I recall feeling gleeful about publishing ‘Coldstream
Cottage’ in The Rialto. From time to time we get a little
spate of remarks from would be contributors on the lines of ‘why
don’t you publish my poems instead of that unrhymed chopped
up prose’, so it was good to publish something with rhymes.
In fact we don’t get many poems with rhymes coming in.
Helena’s poem illustrates important points about the
use of rhymes: they don’t, first of all, have to be strained
for, i.e., you don’t have to be the first person to find
a new rhyme for orange. In this poem the words are all simple,
frequently monosyllabic. Secondly they do have to be unexpected:
if you can guess at the beginning of the line what the rhyme
will be, then you won’t read the rest of the line attentively
and the poet will have failed.
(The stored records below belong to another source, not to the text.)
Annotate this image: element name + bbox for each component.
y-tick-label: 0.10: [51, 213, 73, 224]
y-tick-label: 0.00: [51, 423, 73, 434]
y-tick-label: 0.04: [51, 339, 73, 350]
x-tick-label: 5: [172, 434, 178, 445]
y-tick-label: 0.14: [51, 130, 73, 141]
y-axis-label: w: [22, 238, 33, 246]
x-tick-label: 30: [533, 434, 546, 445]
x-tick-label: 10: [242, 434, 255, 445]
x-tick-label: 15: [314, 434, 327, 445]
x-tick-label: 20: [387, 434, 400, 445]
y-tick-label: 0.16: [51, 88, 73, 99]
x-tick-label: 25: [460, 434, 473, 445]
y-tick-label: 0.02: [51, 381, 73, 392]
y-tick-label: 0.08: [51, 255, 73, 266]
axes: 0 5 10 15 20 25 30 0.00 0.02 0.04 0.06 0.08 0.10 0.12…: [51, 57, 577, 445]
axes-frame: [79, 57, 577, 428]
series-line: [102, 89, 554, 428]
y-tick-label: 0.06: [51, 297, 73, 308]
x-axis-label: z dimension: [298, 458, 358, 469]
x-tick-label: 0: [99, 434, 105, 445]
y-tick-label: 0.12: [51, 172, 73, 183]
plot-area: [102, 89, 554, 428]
It’s alright to anticipate
the rhyme as you reach the last words of the line. In comic
verse the unexpected rule doesn’t come in - it’s
often part of the humour that you know what the poet’s
going to put. Thirdly the poem must not be written to the rhymes.
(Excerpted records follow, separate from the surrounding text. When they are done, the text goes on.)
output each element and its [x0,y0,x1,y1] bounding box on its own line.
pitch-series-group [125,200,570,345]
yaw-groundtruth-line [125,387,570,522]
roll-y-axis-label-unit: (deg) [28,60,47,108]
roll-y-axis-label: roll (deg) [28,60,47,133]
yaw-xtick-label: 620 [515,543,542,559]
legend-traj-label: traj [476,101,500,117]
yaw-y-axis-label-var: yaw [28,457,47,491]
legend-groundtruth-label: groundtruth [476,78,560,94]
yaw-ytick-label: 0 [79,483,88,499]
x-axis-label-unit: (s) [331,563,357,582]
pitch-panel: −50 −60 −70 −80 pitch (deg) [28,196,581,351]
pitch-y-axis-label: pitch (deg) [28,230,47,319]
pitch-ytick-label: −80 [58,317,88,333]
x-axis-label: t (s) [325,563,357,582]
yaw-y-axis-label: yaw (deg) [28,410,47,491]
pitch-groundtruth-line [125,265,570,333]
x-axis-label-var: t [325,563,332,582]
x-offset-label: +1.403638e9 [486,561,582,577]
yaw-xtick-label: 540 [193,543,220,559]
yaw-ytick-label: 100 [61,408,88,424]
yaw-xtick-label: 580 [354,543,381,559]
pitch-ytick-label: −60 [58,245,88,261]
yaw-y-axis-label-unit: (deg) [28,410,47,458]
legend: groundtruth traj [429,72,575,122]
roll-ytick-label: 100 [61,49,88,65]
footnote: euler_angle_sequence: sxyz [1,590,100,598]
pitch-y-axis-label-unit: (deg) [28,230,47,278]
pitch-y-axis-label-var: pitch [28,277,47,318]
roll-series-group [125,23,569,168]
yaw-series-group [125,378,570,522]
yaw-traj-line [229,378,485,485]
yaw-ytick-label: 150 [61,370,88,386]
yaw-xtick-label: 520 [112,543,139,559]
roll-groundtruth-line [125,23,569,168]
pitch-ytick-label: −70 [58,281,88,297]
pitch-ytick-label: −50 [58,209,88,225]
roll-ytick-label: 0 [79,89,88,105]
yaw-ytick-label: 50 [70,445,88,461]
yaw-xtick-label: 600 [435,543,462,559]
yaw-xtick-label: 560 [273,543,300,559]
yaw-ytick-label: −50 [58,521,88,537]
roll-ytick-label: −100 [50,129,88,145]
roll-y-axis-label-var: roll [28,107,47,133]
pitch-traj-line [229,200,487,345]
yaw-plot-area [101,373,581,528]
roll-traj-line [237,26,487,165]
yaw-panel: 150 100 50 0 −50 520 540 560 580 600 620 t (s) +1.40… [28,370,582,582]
For example if the meaning of the poem insists that a line
end with ‘trousers’ it is not good practice to
look this up in your rhyming dictionary and then write a line
that is vaguely to do with the sense of the poem but is obviously
there because it ends with ‘boozers’. The exception
is writing to rhyme just for the exercise, i.e., when you pick
a dozen or twenty rhymes out of the dictionary and write something
that uses them all up. And of course wise and skilled poets
are allowed to ignore all these rules. Hm, I hadn’t expected
to write this diversion.
Just to tidy it up, look at the first
stanza of ‘Coldstream
Cottage’: I don’t expect ‘scree’ as
a rhyme for ‘sea’, and in the last line ‘go’ is
a surprise - if I wasn’t anticipating a rhyme I’d
think the meaning was leading me to, maybe, ‘pass’.
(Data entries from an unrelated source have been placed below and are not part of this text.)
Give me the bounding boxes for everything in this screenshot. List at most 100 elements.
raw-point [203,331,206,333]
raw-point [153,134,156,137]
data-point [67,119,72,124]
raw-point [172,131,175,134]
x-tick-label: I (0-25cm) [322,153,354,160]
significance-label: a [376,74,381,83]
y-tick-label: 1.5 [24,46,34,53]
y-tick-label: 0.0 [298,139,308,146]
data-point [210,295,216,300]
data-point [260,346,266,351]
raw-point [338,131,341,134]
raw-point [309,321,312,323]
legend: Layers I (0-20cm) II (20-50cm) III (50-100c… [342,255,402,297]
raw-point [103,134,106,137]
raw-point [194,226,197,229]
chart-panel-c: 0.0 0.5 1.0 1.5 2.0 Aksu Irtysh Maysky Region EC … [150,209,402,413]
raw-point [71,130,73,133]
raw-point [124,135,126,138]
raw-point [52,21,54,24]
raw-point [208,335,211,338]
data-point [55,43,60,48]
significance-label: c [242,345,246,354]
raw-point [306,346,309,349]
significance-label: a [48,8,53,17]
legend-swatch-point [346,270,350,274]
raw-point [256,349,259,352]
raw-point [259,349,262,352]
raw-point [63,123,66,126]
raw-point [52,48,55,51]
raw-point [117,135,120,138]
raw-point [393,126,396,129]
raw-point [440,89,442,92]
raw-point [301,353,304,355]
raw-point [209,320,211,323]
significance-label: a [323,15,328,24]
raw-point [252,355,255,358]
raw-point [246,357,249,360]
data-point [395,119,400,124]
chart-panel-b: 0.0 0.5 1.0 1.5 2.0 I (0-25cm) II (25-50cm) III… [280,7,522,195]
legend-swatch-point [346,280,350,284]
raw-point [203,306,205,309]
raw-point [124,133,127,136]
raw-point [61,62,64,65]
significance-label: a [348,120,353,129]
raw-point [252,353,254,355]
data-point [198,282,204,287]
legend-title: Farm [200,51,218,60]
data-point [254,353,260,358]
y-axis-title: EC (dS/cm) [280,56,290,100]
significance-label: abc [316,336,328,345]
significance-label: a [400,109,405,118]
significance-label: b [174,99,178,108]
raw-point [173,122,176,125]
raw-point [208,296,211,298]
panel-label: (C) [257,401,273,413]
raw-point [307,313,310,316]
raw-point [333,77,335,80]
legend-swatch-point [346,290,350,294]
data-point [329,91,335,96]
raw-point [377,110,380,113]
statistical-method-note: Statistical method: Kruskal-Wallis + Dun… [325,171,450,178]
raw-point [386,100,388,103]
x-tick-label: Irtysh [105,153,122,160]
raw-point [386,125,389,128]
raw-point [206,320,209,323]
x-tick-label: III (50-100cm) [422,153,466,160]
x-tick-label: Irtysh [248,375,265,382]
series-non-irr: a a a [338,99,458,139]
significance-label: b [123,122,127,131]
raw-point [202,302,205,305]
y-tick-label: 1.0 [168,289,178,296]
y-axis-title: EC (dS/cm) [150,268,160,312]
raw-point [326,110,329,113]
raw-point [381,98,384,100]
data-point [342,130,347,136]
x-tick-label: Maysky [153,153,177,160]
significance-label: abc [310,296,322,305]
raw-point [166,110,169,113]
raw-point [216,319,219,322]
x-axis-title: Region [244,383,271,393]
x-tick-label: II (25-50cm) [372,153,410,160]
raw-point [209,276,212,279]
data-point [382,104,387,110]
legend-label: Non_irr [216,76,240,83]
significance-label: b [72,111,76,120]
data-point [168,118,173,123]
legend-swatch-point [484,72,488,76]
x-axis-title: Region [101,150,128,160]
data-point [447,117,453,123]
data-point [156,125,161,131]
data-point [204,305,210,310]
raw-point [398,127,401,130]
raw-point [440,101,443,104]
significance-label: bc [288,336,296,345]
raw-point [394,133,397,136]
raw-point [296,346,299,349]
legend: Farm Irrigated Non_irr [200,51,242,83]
There’s no straining here, the poet is creating a picture
of a landscape in ballad form - I can see the place in my mind’s
eye, very bare, desolate, isolated. I think the cleverest word
in the stanza is ‘sometimes’ .
There’s five stanzas in the poem and the middle one is
the hinge - it’s got that most scary phrase ‘nothing
to fear’, ‘nothing’ being the most frightening
thing there is. The poem also ducks out into a wider space
in this stanza, ‘a haven might mean the world was right’,
seems to me to look beyond the small house by the sea to the
chaos of humankind. Then the next line tugs us back into the
here and now of the poem. (Why are creaking floorboards so
scary? Endless parental explanations of wood expanding in the
heat and cooling in the night still don’t count for much
as far as I’m concerned). ‘Sleep meanders from
scree to scree’ is smart as paint, very tidy writing;
it also contains the idea of counting the earlier sheep to
get to sleep. ‘Snuffling’ is true Hound of the
Baskerville’s Halloween style hair-raising, but I really
like the fact that it is ‘unease’ that’s
creeping in. This contributes to the success of the poem, because
we don’t really know what is happening, but we do know
we have moved a long way from the welcoming ‘yellow lamplight’.
Much of Helena’s writing has this
skilful clarity that yet draws to itself difficult questions.
This poem is about fear, and about the fact that fear is
boundless once we give it a foot in the door.